André Jolivet came from a cultivated family (his father was a painter, his mother a musician), but his parents were aware of the difficulties of making a life in music, and they discouraged the young man from following his passion for music. Instead, at the age of twenty-two Jolivet became a schoolteacher in Paris and taught for several years. But he continued to study music, and contact with the works of Schoenberg and (more importantly) Varèse convinced him to return to music. In 1936 Jolivet, Olivier Messiaen, Daniel Lesur, and Yves Baudrier formed the group Jeune France, whose aim was to “propagate a living music, having the impetus of sincerity, generosity and artistic consciousness.”

In that same year Jolivet composed his five Incantations for solo flute. These years have been described as Jolivet’s “magic period,” a time when he proclaimed that his goal was to “give back to music its original, ancient meaning, when it was the magical, incantatory expression of the religious beliefs of human groups.” The flute in a sense might be thought a “primitive” instrument—in its earliest form it was fashioned from a reed—and Jolivet has spoken of an important connection between the instrument and its player: the flute, he notes, “is the musical instrument par excellence because, endowed with life by the breath, man’s deepest emanation, the flute charges sounds with what is both visceral and cosmic in us.”

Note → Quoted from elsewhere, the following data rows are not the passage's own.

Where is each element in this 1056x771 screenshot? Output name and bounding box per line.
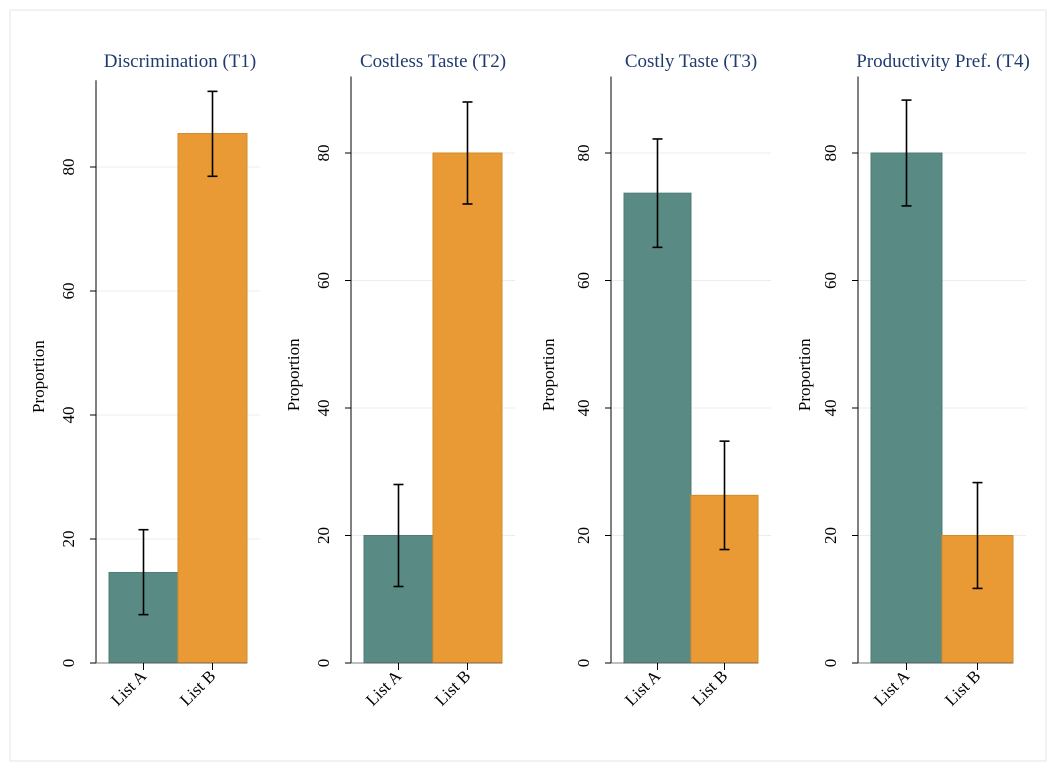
y-tick-label: 20 [821,527,840,544]
y-axis-title: Proportion [29,340,48,413]
y-axis-title: Proportion [539,338,558,411]
y-tick-label: 20 [314,527,333,544]
y-tick-label: 60 [314,272,333,289]
y-tick-label: 80 [314,145,333,162]
y-tick-label: 40 [59,407,78,424]
y-axis-title: Proportion [795,338,814,411]
y-tick-label: 20 [59,531,78,548]
panel-title: Costless Taste (T2) [360,51,506,72]
y-tick-label: 60 [821,272,840,289]
x-category-label: List A [107,666,151,710]
x-category-label: List B [431,666,474,709]
y-tick-label: 80 [59,159,78,176]
panel-title: Costly Taste (T3) [625,51,757,72]
x-category-label: List A [870,666,914,710]
chart-panel-1: Discrimination (T1) 0 20 40 60 80 Proportion Li… [29,51,260,710]
bar-list-b [177,133,248,664]
panel-title: Productivity Pref. (T4) [856,51,1030,72]
y-axis-title: Proportion [284,338,303,411]
y-tick-label: 80 [821,145,840,162]
y-tick-label: 60 [59,283,78,300]
y-tick-label: 0 [59,659,78,668]
figure-frame [9,9,1047,762]
y-tick-label: 60 [574,272,593,289]
chart-panel-3: Costly Taste (T3) 0 20 40 60 80 Proportion List… [539,51,771,710]
bar-list-a [870,152,943,664]
y-tick-label: 20 [574,527,593,544]
y-tick-label: 0 [821,659,840,668]
y-tick-label: 0 [574,659,593,668]
chart-panel-4: Productivity Pref. (T4) 0 20 40 60 80 Proporti… [795,51,1030,710]
x-category-label: List B [688,666,731,709]
x-category-label: List B [176,666,219,709]
y-tick-label: 40 [314,400,333,417]
chart-panel-2: Costless Taste (T2) 0 20 40 60 80 Proportion Li… [284,51,515,710]
y-tick-label: 0 [314,659,333,668]
bar-list-b [432,152,503,664]
y-tick-label: 80 [574,145,593,162]
x-category-label: List A [362,666,406,710]
y-tick-label: 40 [821,400,840,417]
bar-list-a [623,192,692,664]
y-tick-label: 40 [574,400,593,417]
panel-title: Discrimination (T1) [104,51,257,72]
x-category-label: List B [941,666,984,709]
x-category-label: List A [621,666,665,710]
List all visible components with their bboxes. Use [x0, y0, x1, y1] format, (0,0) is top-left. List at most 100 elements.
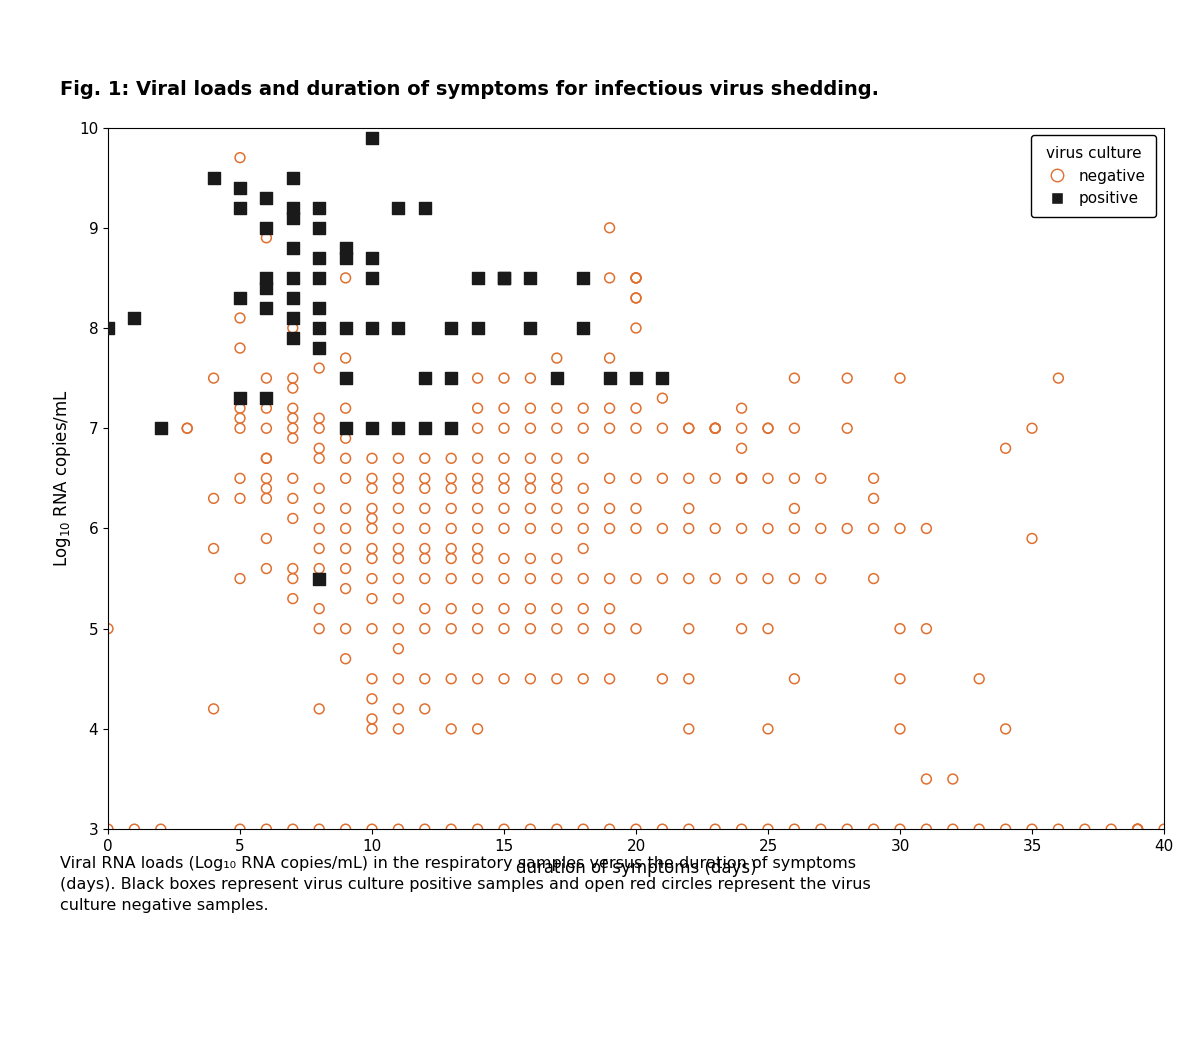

The flute may have had its origins in a “primitive” instrument, but Jolivet’s Incantations demand a sophisticated, virtuoso performer on the complex modern instrument it has become. Because the flute is a linear instrument, a harmonic foundation can only be suggested, and these brief pieces require huge leaps across the instrument’s range, a wide dynamic palette, techniques such as fluttertonguing, and a number of repeated figures. These pieces are in a sense ritual exhortations, and Jolivet has said that his intention in them was “to generate musical feeling and, in the most sensitive (or the “newest”) listeners, a feeling similar to the panic impulses of primitive man.”

The present performance will offer selections 3 and 4 from the Incantations. The titles of the five pieces translate as:
1. To welcome the negotiators—and that the conference be peaceful
2. That the child to be born shall be a son
3. That the harvest be rich—fruit of the furrows that the laborer traces
4. For the serene communion of the being with the world
5. For the chief’s burial—to secure the protection of his spirit.

                                                                                               

ANDRÉ JOLIVET

Chant de Linos

The Chant de Linos was written in wartime France. In 1944 Claude Delvincourt, the head of the Paris Conservatory, asked André Jolivet to write a piece for the Conservatory’s annual concours: the term-ending exams for its performance students. Specifically, Delvincourt asked Jolivet to write the test-piece for the flute students, requiring only that it be “difficult.” Jolivet responded by composing the Chant de Linos and dedicating the piece, in its original version for flute and piano, to Gaston Crunelle, professor of flute at the Conservatory. But Jolivet felt that this music needed a richer setting, and he quickly prepared a second version for flute, violin, viola, cello, and harp. In this final form, the Chant de Linos was premiered in Paris on June 1, 1945.

Jolivet noted that the Chant de Linos “was in ancient Greece a variety of threnody: a funeral lamentation, a grieving interrupted by cries and dances.” That description catches the essence of his own piece, which alternates two distinctly different kinds of music: the flute sings its song of grief, full of somber dignity, and this atmosphere of formal grieving is broken repeatedly by outbursts of energy and violence. The result is a piece of music that works equally well in the concert hall or as an examination piece for students. Jolivet takes the flute through the full compass of its technique, from athletic leaps to runs across its entire range to fluttertonguing, and the player must be prepared to leave off such brilliance and to play with a lyric, singing style (Delvincourt’s request that this music be difficult was more than satisfied). Jolivet takes his performers through a series of sharply-contrasted episodes before finally propelling matters to an extremely fast and brilliant conclusion.